Große Namen - komplexe Zusammenhänge
Wussten Sie, dass Riesling und Chardonnay gemeinsame Vorfahren besitzen, dass die Bezeichnung "Sekt" englische Wurzeln hat - so bezeichneten die Angelsachsen in früheren Zeiten weißen Likörwein -, aber ebenso französische (vin sec: trockener Wein).Kleine Erhellungen am Rande. Doch auch im Kernbereich ist das Angebot üppig. Wo liegen Wonnegau und Kaiserstuhl? Wie heißen die besten Lagen der Südlichen Weinstraße, die auch Südpfalz genannt wird? Schweigener Sonnenberg, Birkweiler Kastanienbusch, Mandelberg und Rosenberg. Was hier unvollständig bleiben muss, der Brockhaus traut es sich zu. Und das ist gut so. Darüber streiten können die Fachleute immer noch. Endlich ein Buch, indem man auch die jüngsten Errungenschaften in Sachen 'deutsches Weinetikett' nachschlagen kann. Die Begriffe 'Classic' und 'Selection' werden kurz und bündig erklärt, ebenso die deutschen Bezeichnungs-Klassiker von 'Kabinett' bis 'Trockenbeerenauslese'. Warum soviel deutsche Wein-Präsenz in einem Lexikon, das alles erklären will? Nun ganz einfach.

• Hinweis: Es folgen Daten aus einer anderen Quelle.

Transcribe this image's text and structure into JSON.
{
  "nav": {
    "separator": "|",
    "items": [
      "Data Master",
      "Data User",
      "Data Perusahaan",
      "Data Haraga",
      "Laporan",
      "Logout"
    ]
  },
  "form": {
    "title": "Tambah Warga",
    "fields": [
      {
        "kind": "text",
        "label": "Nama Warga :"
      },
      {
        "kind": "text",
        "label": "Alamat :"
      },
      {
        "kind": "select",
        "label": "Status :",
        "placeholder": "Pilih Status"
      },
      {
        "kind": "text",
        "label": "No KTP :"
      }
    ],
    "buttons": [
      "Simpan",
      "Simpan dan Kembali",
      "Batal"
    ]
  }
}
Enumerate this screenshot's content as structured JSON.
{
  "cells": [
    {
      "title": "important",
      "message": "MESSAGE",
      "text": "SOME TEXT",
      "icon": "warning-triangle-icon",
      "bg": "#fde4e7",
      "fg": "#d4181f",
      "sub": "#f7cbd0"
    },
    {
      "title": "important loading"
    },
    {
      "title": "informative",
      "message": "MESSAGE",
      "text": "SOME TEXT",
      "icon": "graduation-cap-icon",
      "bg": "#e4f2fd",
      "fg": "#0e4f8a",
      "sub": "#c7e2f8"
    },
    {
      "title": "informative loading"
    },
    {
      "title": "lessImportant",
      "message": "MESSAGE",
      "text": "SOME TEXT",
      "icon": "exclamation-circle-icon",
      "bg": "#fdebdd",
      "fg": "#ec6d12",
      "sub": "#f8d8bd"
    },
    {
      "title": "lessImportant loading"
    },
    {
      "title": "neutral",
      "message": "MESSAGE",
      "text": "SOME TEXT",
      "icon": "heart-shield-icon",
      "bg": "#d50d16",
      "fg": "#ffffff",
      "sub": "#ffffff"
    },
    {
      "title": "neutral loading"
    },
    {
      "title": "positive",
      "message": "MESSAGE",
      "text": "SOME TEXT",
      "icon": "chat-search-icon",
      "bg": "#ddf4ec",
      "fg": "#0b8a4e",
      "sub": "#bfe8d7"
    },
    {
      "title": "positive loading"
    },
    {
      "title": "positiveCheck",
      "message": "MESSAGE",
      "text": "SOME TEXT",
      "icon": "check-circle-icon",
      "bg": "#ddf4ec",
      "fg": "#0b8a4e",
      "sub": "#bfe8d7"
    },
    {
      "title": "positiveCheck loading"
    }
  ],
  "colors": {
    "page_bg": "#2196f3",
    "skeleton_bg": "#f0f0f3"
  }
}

"Der Wein-Brockhaus ist ganz speziell für deutsche Leser geschrieben.", sagt Dr. Eckhard Supp, redaktioneller Leiter des Lexikons und ein bunter Hund in der internationalen Weinszene. Seit Ende der 70er veröffentlicht er Artikel und Bücher zum Thema Wein, seit einigen Jahren bietet seine Homepage üppiges Weinwissen und der Mann spricht fließend Englisch, Französisch und Italienisch, was in der Branche eine gute und wichtige Voraussetzung ist. "Speziell für deutsche Leser geschrieben" heißt nicht etwa auf Deutschland beschränkt. Im Gegenteil. Zwar findet man hier mehr über Riesling, Elbling und Müller-Thurgau als in anderen Weinbüchern, aber ebenso werden die sagenumwobenen Begriffe "Grand Cru" und "Villages" erklärt, die oft für Verwirrung sorgen. Nicht ohne Grund, wie Eckhard Supp betont:" Wenn wir nur die geographische Strecke von Burgund bis an die südliche Rhone nehmen, hat "Villages" schon drei oder vier verschiedene Bedeutungen, und das Lexikon versucht, genau diese drei oder vier verschiedene Bedeutungen und ihr jeweiliges Gültigkeitsgebiet auch darzustellen." Mehr kann ein solches Lexikon, nicht leisten, fügt er hinzu. Meine Zustimmung ist ihm sicher.
Fachliches für jedermann
Dann gibt es ja auch noch die Begriffe, die Kenner wie Seminarleiter gerne im Nebensatz fallen lassen: "Süßreserve", "Botrytis-Ton" oder "Barrique-Note". Keine Angst, der Brockhaus hilft weiter. Und auch zum gängigen wie seltsamen Begriff "trocken" bekommt man schnell Aufklärung. Da gibt es die allgemeine Bedeutung für's Weingesetz "ohne deutliche Restsüße im Geschmack" und dann noch die Definition mit dem genauen Maß von Zucker und Säure. Außerdem den interessanten Hinweis, dass "trocken" beim Wein und "dry" beim Sekt noch lange nicht dasselbe bedeutet.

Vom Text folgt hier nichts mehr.